The epitheliocyst producing agent found and described in the present study shows a close relationship to species found in both fresh- and seawater, in cold and in warm regions. The wide geographical distribution is remarkable, with related species off Australia and Norway, and in Lake Victoria. A high global diversity therefore seems likely for these parasitic bacteria, meriting further investigations. Material now being processed in our laboratory will expand this distribution further and add new Candidatus species.

We suggest that the described chlamydia from Labrus bergylta is given status as a new species, Candidatus Similichlamydia labri n.sp. The 16S RNA gene sequences, site, host, and geographic location clearly distinguish it from Candidatus Similichlamydia latridicola.

Taxonomy

Candidatus Similichlamydia labri [labr’i M.L. gen. sing. of Labrus, generic name for the fish host Labrus bergylta; of (living in) members of the genus Labrus].

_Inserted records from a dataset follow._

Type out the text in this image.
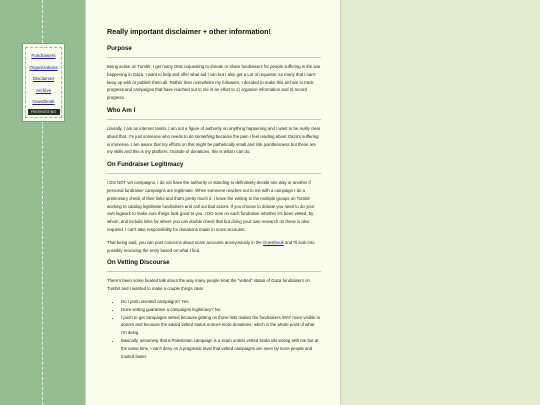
Fundraisers
Organizations
Disclaimer
Archive
Guestbook
FREEHOSTING
Really important disclaimer + other information!
Purpose

Being active on Tumblr, I get many DMs requesting to donate or share fundraisers for people suffering in the war happening in Gaza. I want to help and offer what aid I can but I also get a Lot of requests- so many that I can't keep up with or publish them all. Rather than overwhelm my followers, I decided to make this archive to track progress and campaigns that have reached out to me in an effort to 1) organize information and 2) record progress.

Who Am I

Literally, I am an internet rando. I am not a figure of authority on anything happening and I want to be really clear about that. I'm just someone who needs to do something because the pain I feel reading about Gaza's suffering is immense. I am aware that my efforts on this might be pathetically small and risk pointlessness but these are my skills and this is my platform. Outside of donations, this is what I can do.

On Fundraiser Legitimacy

I DO NOT vet campaigns. I do not have the authority or standing to definitively decide one way or another if personal fundraiser campaigns are legitimate. When someone reaches out to me with a campaign I do a preliminary check of their links and that's pretty much it. I leave the vetting to the multiple groups on Tumblr working to catalog legitimate fundraisers and call out bad actors. If you choose to donate you need to do your own legwork to make sure things look good to you. I DO note on each fundraiser whether it's been vetted, by whom, and include links for where you can double check that but doing your own research on these is also required. I can't take responsibility for donations made to scam accounts.

That being said, you can post concerns about scam accounts anonymously in the Guestbook and I'll look into possibly removing the entry based on what I find.

On Vetting Discourse

There's been some heated talk about the way many people treat the "vetted" status of Gaza fundraisers on Tumblr and I wanted to make a couple things clear.

• Do I post unvetted campaigns? Yes.
• Does vetting guarantee a campaigns legitimacy? No.
• I push to get campaigns vetted because getting on those lists makes the fundraisers WAY more visible to donors and because the added vetted status entices more donations, which is the whole point of what I'm doing.
• Basically, assuming that a Palestinian campaign is a scam unless vetted kinda sits wrong with me but at the same time, I can't deny on a pragmatic level that vetted campaigns are seen by more people and trusted faster.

Type host: Labrus bergylta Ascanius (Labridae)

Site: intracellular inclusions in chloride cells in the gills

Type locality: Raunefjorden, near Bergen, Hordaland County, Norway (60°16′N, 05°13′E)

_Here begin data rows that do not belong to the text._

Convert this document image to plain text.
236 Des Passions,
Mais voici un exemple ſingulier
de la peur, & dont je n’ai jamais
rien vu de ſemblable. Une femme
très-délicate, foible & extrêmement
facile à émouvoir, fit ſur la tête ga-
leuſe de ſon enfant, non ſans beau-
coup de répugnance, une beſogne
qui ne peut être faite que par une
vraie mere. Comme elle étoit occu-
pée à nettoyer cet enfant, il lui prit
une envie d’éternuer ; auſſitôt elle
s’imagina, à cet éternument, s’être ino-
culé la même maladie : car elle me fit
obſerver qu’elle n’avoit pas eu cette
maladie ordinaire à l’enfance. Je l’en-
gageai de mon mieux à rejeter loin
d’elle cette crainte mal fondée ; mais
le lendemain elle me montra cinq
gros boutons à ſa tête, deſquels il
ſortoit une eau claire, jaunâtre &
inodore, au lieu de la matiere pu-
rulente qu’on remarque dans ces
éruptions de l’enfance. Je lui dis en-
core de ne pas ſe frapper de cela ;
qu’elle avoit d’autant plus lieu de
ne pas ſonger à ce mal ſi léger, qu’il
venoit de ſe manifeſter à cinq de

16S and ITS rDNA Sequence: GenBank Acession No. KC469556

The provisional taxon Candidatus Similichlamydia labri represents an intracellular bacterium within membrane-bound vacuoles (inclusions) in the cytoplasm of chloride cells in the gills of Labrus bergylta. Inclusion membranes are thickened, ridged, and give rise to ridged actinae. The developmental stages include RBs of varying size, shape and number of nucleoids, and smaller coccoid cells, <300 nm in diameter. The bacterium cell wall is thin; typical EBs have not been observed.